Use case Connector type Copy this starter
Direct CSV, HTML, PDF, or other file URL http_file sfoe_energy_balance_csv or armasuisse_st_publications
Simple JSON API with query parameters http_json parliament_affairs
JSON API that needs a POST body http_post_json aramis_armasuisse_research_projects
opendata.swiss CKAN package metadata ckan_package_show opendata_swiss
opendata.swiss CKAN search query ckan_package_search Use the same base_url, add params
geo.admin.ch or MeteoSwiss STAC collection stac_collection meteo_swiss_smn or any geoadmin_* source
SPARQL endpoint returning JSON sparql fedlex
SPARQL endpoint returning CSV sparql_csv lindas
BFS / STAT-TAB PX-Web table pxweb_query bfs_pxweb

Minimal Examples

Direct CSV or File

my_csv_source:
  source_name: My official CSV source
  enabled: true
  type: http_file
  format: CSV
  url: https://example.admin.ch/data.csv
  suffix: csv
  documentation:
    url: https://example.admin.ch
    access_path: Direct CSV download
    license_or_terms: Check official terms
    geographic_reference: Switzerland / dataset dependent
    update_logic: Dataset dependent

JSON API

my_json_api:
  source_name: My JSON API source
  enabled: true
  type: http_json
  format: JSON
  url: https://example.admin.ch/api/items
  params:
    limit: 100
    language: en
  documentation:
    url: https://example.admin.ch/api
    access_path: /api/items?limit=100&language=en
    license_or_terms: Check official terms
    geographic_reference: Switzerland / dataset dependent
    update_logic: API dependent

STAC Collection

my_geodata_layer:
  source_name: My geo.admin.ch layer
  enabled: true
  type: stac_collection
  format: STAC / JSON metadata / geodata assets
  collection_url: https://data.geo.admin.ch/api/stac/v1/collections/ch.example.layer
  documentation:
    url: https://data.geo.admin.ch
    access_path: /api/stac/v1/collections/ch.example.layer
    license_or_terms: Per geo.admin.ch / dataset metadata
    geographic_reference: Switzerland / geospatial layer
    update_logic: Dataset dependent

SPARQL Query

my_sparql_source:
  source_name: My SPARQL source
  enabled: true
  type: sparql_csv
  format: SPARQL CSV results
  endpoint: https://ld.admin.ch/query
  query: |
    SELECT ?s ?p ?o
    WHERE {
      ?s ?p ?o .
    }
    LIMIT 100
  documentation:
    url: https://ld.admin.ch
    access_path: /query?format=csv&query=<your query>
    license_or_terms: Dataset dependent
    geographic_reference: Switzerland / dataset dependent
    update_logic: Dataset dependent

BFS PX-Web

For BFS, first open the exact STAT-TAB table and use the table-specific API address.
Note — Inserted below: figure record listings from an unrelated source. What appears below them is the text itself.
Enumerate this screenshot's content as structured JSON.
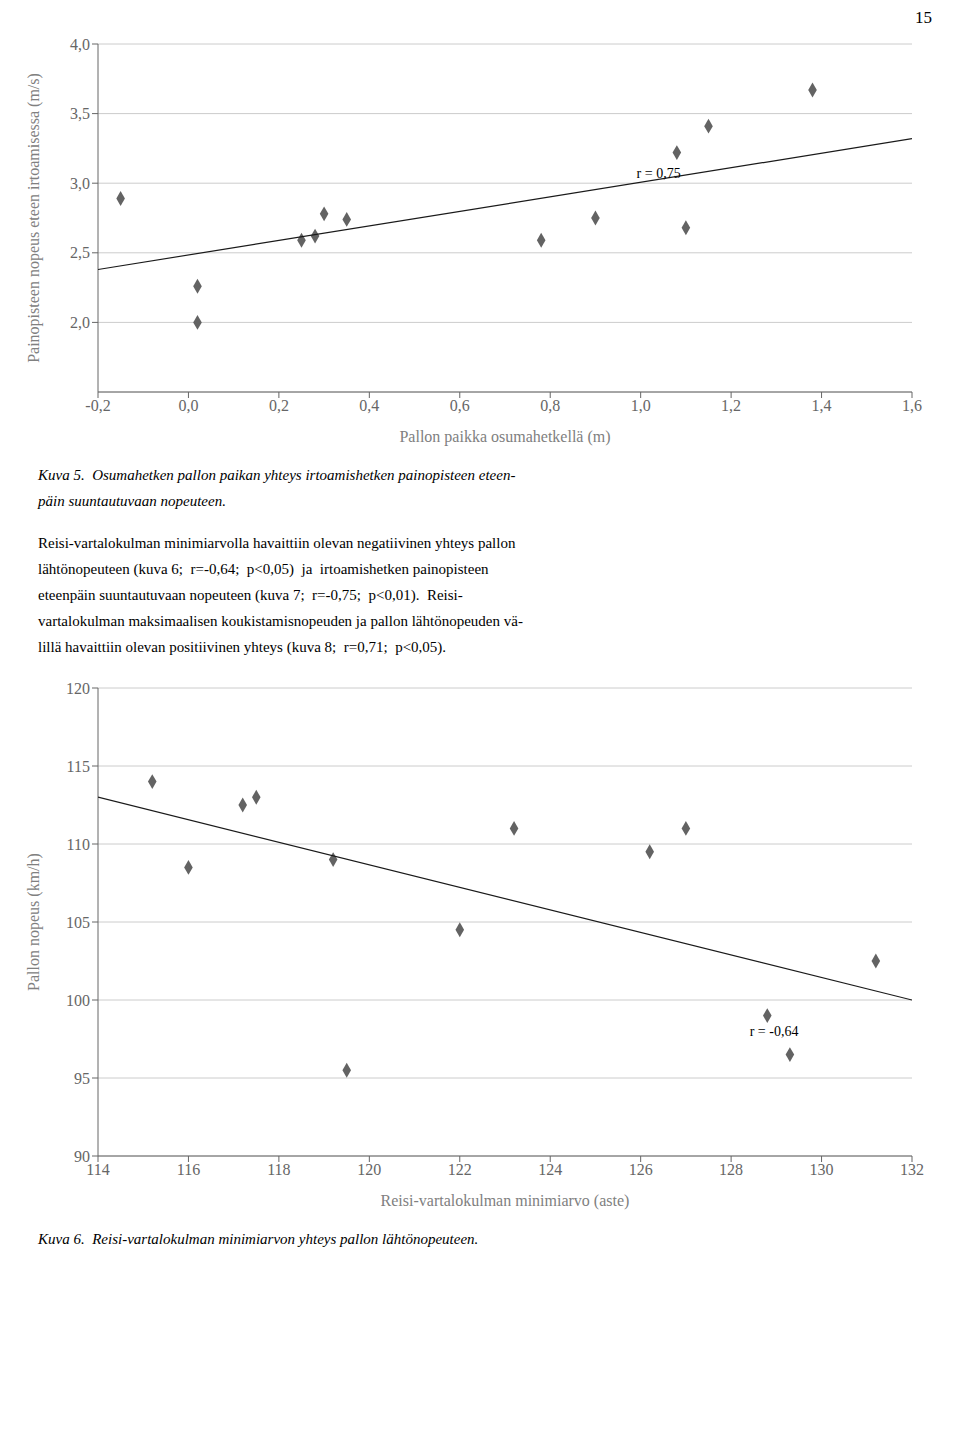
{
  "page_number": "15",
  "text": [
    "Reisi-vartalokulman minimiarvolla havaittiin olevan negatiivinen yhteys pallon",
    "lähtönopeuteen (kuva 6;  r=-0,64;  p<0,05)  ja  irtoamishetken painopisteen",
    "eteenpäin suuntautuvaan nopeuteen (kuva 7;  r=-0,75;  p<0,01).  Reisi-",
    "vartalokulman maksimaalisen koukistamisnopeuden ja pallon lähtönopeuden vä-",
    "lillä havaittiin olevan positiivinen yhteys (kuva 8;  r=0,71;  p<0,05)."
  ],
  "chart_data": [
    {
      "type": "scatter",
      "xlabel": "Pallon paikka osumahetkellä (m)",
      "ylabel": "Painopisteen nopeus eteen irtoamisessa  (m/s)",
      "caption": [
        "Kuva 5.  Osumahetken pallon paikan yhteys irtoamishetken painopisteen eteen-",
        "päin suuntautuvaan nopeuteen."
      ],
      "series": [
        {
          "type": "scatter",
          "marker": "diamond",
          "color": "#636363",
          "x": [
            -0.15,
            0.02,
            0.02,
            0.25,
            0.28,
            0.3,
            0.35,
            0.78,
            0.9,
            1.08,
            1.1,
            1.15,
            1.38
          ],
          "values": [
            2.89,
            2.0,
            2.26,
            2.59,
            2.62,
            2.78,
            2.74,
            2.59,
            2.75,
            3.22,
            2.68,
            3.41,
            3.67
          ]
        },
        {
          "type": "line",
          "color": "#1a1a1a",
          "x": [
            -0.2,
            1.6
          ],
          "values": [
            2.38,
            3.32
          ]
        }
      ],
      "annotations": [
        {
          "text": "r = 0,75",
          "x": 0.98,
          "y": 3.07
        }
      ],
      "xlim": [
        -0.2,
        1.6
      ],
      "ylim": [
        1.5,
        4.0
      ],
      "xticks": [
        {
          "value": -0.2,
          "label": "-0,2"
        },
        {
          "value": 0.0,
          "label": "0,0"
        },
        {
          "value": 0.2,
          "label": "0,2"
        },
        {
          "value": 0.4,
          "label": "0,4"
        },
        {
          "value": 0.6,
          "label": "0,6"
        },
        {
          "value": 0.8,
          "label": "0,8"
        },
        {
          "value": 1.0,
          "label": "1,0"
        },
        {
          "value": 1.2,
          "label": "1,2"
        },
        {
          "value": 1.4,
          "label": "1,4"
        },
        {
          "value": 1.6,
          "label": "1,6"
        }
      ],
      "yticks": [
        {
          "value": 2.0,
          "label": "2,0"
        },
        {
          "value": 2.5,
          "label": "2,5"
        },
        {
          "value": 3.0,
          "label": "3,0"
        },
        {
          "value": 3.5,
          "label": "3,5"
        },
        {
          "value": 4.0,
          "label": "4,0"
        }
      ],
      "grid": "y"
    },
    {
      "type": "scatter",
      "xlabel": "Reisi-vartalokulman minimiarvo (aste)",
      "ylabel": "Pallon nopeus (km/h)",
      "caption": [
        "Kuva 6.  Reisi-vartalokulman minimiarvon yhteys pallon lähtönopeuteen."
      ],
      "series": [
        {
          "type": "scatter",
          "marker": "diamond",
          "color": "#636363",
          "x": [
            115.2,
            116.0,
            117.2,
            117.5,
            119.2,
            119.5,
            122.0,
            123.2,
            126.2,
            127.0,
            128.8,
            129.3,
            131.2
          ],
          "values": [
            114.0,
            108.5,
            112.5,
            113.0,
            109.0,
            95.5,
            104.5,
            111.0,
            109.5,
            111.0,
            99.0,
            96.5,
            102.5
          ]
        },
        {
          "type": "line",
          "color": "#1a1a1a",
          "x": [
            114,
            132
          ],
          "values": [
            113.0,
            100.0
          ]
        }
      ],
      "annotations": [
        {
          "text": "r = -0,64",
          "x": 128.3,
          "y": 98.0
        }
      ],
      "xlim": [
        114,
        132
      ],
      "ylim": [
        90,
        120
      ],
      "xticks": [
        114,
        116,
        118,
        120,
        122,
        124,
        126,
        128,
        130,
        132
      ],
      "yticks": [
        90,
        95,
        100,
        105,
        110,
        115,
        120
      ],
      "grid": "y"
    }
  ]
}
Do not guess the endpoint.

my_bfs_table:
  source_name: My BFS table
  enabled: true
  type: pxweb_query
  format: PX-Web API / CSV
  endpoint: https://www.pxweb.bfs.admin.ch/api/v1/en/path/to/table.px
  query:
    - code: Jahr
      selection:
        filter: item
        values: ["2024"]
  response:
    format: CSV
  documentation:
    url: https://www.pxweb.bfs.admin.ch
    access_path: Table-specific PX-Web endpoint
    license_or_terms: BFS terms
    geographic_reference: Switzerland / dataset dependent
    update_logic: Dataset dependent

Run It

python scripts/ingest.py --list
python scripts/ingest.py --source my_csv_source

In the local virtual environment on Windows, use:

.\.venv\Scripts\python.exe scripts\ingest.py --source my_csv_source

What To Document

For every new source, fill out the documentation block. The most important fields are:

Field Why it matters
url Official documentation or landing page.
access_path Exact API path, file URL, query, or table route.
license_or_terms Reuse conditions for the hackathon result.
geographic_reference Switzerland, canton, municipality, station, polygon, etc.
update_logic How often or under what process the source changes.

This is the difference between "we downloaded a file" and "we can reproduce and defend the data lineage."